Ce discours positif est également pragmatique : en choisissant d’accompagner les changements de routines de leurs utilisateurs, de promouvoir leurs petits gestes verts, tous adhèrent à un discours qui se veut de bon sens, selon lequel « les petits ruisseaux font les grandes rivières ».

Des modèles économiques qui se cherchent

Comme toutes les start-up, les projets étudiés cherchent, souvent par tâtonnement, des modèles de revenus aussi bien en marchés B2C que B2B. Côté B2C, Plume Labs et Smart Citizen disposent d’une source de revenus directs issus de la vente d’objets connectés (la distribution du « Flow », le capteur de Plume Labs, est annoncée pour juin 2018 et le capteur de Smart Citizen est en rupture de stock dans l’attente d’une nouvelle version plus accessible au grand public). C’est le cas également de 90 jours dans un modèle « premium ». Côté modèle d’audience, tous sont confrontés à la difficulté, classique dans l’économie du web, de réunir une masse critique d’utilisateurs.

Malgré des volumes respectables pour certains, la valorisation de l’audience ne leur permet pas de générer une source de revenus suffisante. À la date de l’entretien (entre juin et septembre 2016), les personnes interrogées avançaient les chiffres suivants : Tinkuy, plusieurs communautés de 10 000 personnes ; 90 jours, 100 000 comptes ; Le Marché Citoyen, jusqu’à 100 000 visiteurs par mois en 2012 ; Koom, 8 600 utilisateurs ; Plum Labs, 50 000 utilisateurs actifs ; Weeakt, 6 000 utilisateurs. Côté B2B, ils cherchent à valoriser économiquement les changements de comportements individuels qui sont au coeur de leur projet, soit sous forme de ventes de logiciels en mode SaaS ou en marque blanche, soit via des prestations de services aux entreprises et collectivités locales. Même si ces prestations intermédiées ne signifient pas l’abandon d’une présence directe sur le marché des particuliers, elles constituent pour nombre de ces entreprises la principale source de revenus. Par exemple, Tinkuy opère pour le compte d’Humanité Diversité (Hubert Reeves) et d’Orcelant (Vincent Bolloré) tout en réalisant des campagnes à durée déterminée (Higgins, Ladurée, Afnor). Cette recherche de clients institutionnels s’avère particulièrement difficile lorsque les acteurs se tournent vers les collectivités territoriales, dont le mode d’organisation et le rythme de prise de décision apparaissent en décalage avec les contraintes d’une jeune entreprise.

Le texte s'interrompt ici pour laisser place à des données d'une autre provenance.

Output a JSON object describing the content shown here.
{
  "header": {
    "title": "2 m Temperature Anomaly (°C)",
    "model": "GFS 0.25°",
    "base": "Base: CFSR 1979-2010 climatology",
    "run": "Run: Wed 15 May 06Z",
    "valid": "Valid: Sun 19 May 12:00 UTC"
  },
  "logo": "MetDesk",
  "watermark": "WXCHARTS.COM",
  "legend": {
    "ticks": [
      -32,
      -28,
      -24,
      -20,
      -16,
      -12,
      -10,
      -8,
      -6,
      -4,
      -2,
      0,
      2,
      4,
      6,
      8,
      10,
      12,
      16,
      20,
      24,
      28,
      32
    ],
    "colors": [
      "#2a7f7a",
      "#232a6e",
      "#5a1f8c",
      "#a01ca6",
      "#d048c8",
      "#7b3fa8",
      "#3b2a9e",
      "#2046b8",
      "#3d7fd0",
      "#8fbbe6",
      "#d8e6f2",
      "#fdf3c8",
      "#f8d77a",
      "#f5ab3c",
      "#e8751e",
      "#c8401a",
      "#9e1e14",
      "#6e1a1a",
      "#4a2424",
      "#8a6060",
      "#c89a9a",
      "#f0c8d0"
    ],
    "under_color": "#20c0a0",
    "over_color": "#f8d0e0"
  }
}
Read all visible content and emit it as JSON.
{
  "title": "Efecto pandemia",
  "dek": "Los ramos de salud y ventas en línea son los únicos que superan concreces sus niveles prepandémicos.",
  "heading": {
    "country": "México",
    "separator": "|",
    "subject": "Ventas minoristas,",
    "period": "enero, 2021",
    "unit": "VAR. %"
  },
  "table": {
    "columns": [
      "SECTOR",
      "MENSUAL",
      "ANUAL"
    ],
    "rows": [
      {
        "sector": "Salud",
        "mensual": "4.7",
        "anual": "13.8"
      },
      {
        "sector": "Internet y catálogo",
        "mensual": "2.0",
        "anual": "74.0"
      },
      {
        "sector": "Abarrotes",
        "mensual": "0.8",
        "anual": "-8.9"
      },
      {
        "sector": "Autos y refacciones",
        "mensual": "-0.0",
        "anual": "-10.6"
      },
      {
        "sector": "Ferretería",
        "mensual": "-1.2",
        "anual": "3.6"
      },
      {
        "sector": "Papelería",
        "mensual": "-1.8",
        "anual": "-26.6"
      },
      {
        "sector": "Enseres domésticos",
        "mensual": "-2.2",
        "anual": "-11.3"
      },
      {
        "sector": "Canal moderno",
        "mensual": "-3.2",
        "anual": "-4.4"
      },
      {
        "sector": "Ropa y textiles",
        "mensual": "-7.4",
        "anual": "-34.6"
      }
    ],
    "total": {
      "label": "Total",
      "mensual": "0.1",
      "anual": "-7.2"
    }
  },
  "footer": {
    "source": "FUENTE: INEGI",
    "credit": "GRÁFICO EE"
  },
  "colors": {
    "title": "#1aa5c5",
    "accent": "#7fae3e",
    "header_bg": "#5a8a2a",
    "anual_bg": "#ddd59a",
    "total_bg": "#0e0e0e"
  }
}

Ces modèles de revenus sont pour le moment en construction et cette fragilité économique globale se reflète dans le faible effectif des entreprises – celles-ci sont toutes de taille modeste, la plus importante affichait une équipe de 17 personnes à la date de l’enquête (2016), dont peu de salariés à plein temps et/ou permanents – et la faiblesse des rémunérations que les innovateurs s’accordent. S’il est classique de ne pas dégager de salaire dans les premières années d’une start-up, on observe ici une prolongation inhabituelle de cette période de travail non rémunéré.

Par comparaison avec d’autres start-up, celles-ci doivent faire face à des contraintes spécifiques. Ainsi, la levée de fonds auprès des capital-risqueurs est particulièrement laborieuse, ces derniers se montrant frileux à l’égard de ces entreprises poursuivant une finalité d’intérêt général dont ils anticipent des retombées financières limitées. Autre contrainte à l’égard des clients : l’exigence de cohérence entre stratégie de croissance d’une part et discours sur les finalités de l’autre. Afin de ne pas froisser sa communauté d’utilisateurs d’origine, Tinkuy raconte avoir refusé des financements de la société Total et décrit les réactions provoquées par le partenariat passé avec la société Nouvelles Frontières: « Quoi ? Vous faites partir des gens en avion, c’est quoi cette communauté ? »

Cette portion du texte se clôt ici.